For this pair, both molecules have chlorine atoms, so the primary difference in their dispersion forces comes from the size and shape of the molecules. The molecule \(\left(\mathrm{CH}_{3}\right)_{2} \mathrm{CHCl}\) has a more compact shape and two methyl groups, which make it more polarizable. Therefore, \(\left(\mathrm{CH}_{3}\right)_{2} \mathrm{CHCl}\) has stronger dispersion forces than \(\mathrm{CH}_{3} \mathrm{CH}_{2} \mathrm{CH}_{2} \mathrm{Cl}\).

Key concepts

Dispersion Forces

Dispersion forces, also known as London dispersion forces, are the weakest type of intermolecular forces. They play a crucial role in the interactions between molecules, especially nonpolar ones. These forces arise due to the temporary fluctuations in electron density within atoms and molecules, leading to temporary dipoles. When these dipoles form, they can induce dipoles in neighboring molecules, causing an attraction.

Dispersion forces are ubiquitous and can be found in all molecules, whether polar or nonpolar. They are particularly significant in larger molecules because the strength of these forces increases with more electrons. This is why molecules like \(\mathrm{Br}_{2}\) exhibit stronger dispersion forces compared to \(\mathrm{O}_{2}\), as bromine has a larger electron cloud.

Polarizability

Polarizability refers to the ease with which the electron cloud of a molecule can be distorted to form temporary dipoles. Larger atoms with more electrons tend to be more polarizable because their outer electrons are further from the nucleus and are less tightly held.

For instance, consider \(\mathrm{Br}_{2}\) and \(\mathrm{O}_{2}\). Bromine is more polarizable than oxygen due to its larger size and greater number of electrons. As a result, \(\mathrm{Br}_{2}\) has stronger dispersion forces than \(\mathrm{O}_{2}\).

In general, the more polarizable a molecule, the stronger the dispersion forces it will experience.

Molecular Size

Molecular size significantly influences the strength of intermolecular forces, particularly dispersion forces.
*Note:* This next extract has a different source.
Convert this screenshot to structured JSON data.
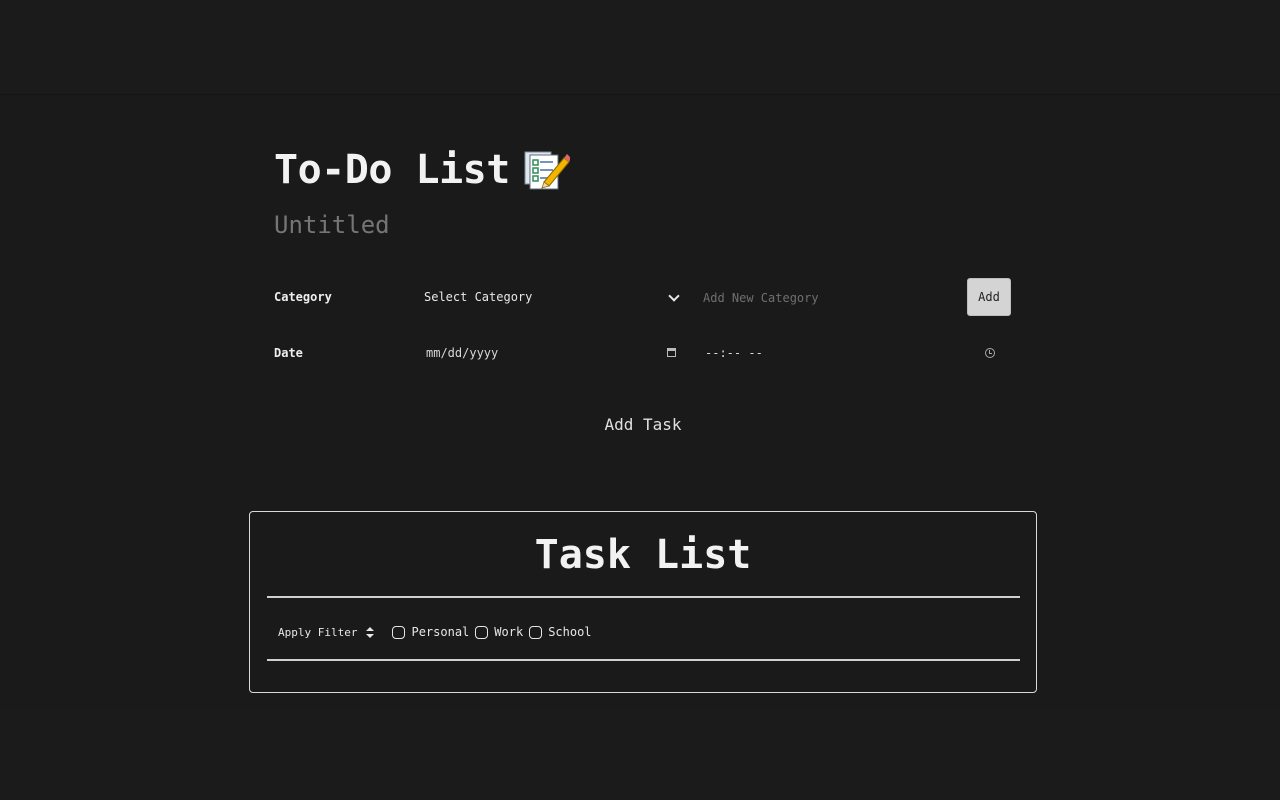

Larger molecules have greater surface areas allowing for more interactions. Moreover, more electrons contribute to greater polarizability.

In comparing two molecules, the one with the longer carbon chain usually exhibits stronger dispersion forces. This is evident in molecules like \(\mathrm{CH}_{3} \mathrm{CH}_{2} \mathrm{CH}_{2} \mathrm{CH}_{2} \mathrm{SH}\) versus \(\mathrm{CH}_{3} \mathrm{CH}_{2} \mathrm{CH}_{2} \mathrm{CH}_{2} \mathrm{CH}_{2} \mathrm{SH}\). The latter has an extended carbon chain, improving its ability to attract adjacent molecules through stronger dispersion forces.

This principle applies broadly: the larger the molecule, the stronger its dispersion forces.

Functional Groups

Functional groups are specific groups of atoms within molecules that determine the characteristics and chemical reactivity of the molecules. While the type of functional group can influence the overall dipole and reactivity, the presence of certain groups can change dispersion forces slightly.

In the context of dispersion forces, the specific functional group doesn't change the nature of these forces directly. However, the size and shape related to functional groups can affect molecule interactions. Consider \(\mathrm{CH}_{3} \mathrm{CH}_{2} \mathrm{CH}_{2} \mathrm{Cl}\) and \(\left(\mathrm{CH}_{3}\right)_{2} \mathrm{CHCl}\); both contain a chlorine atom, but the shape and bulkiness of the groups influence the strength of dispersion forces.

The interplay between shape and type of functional group can thus slightly modify how these forces act between complex molecules.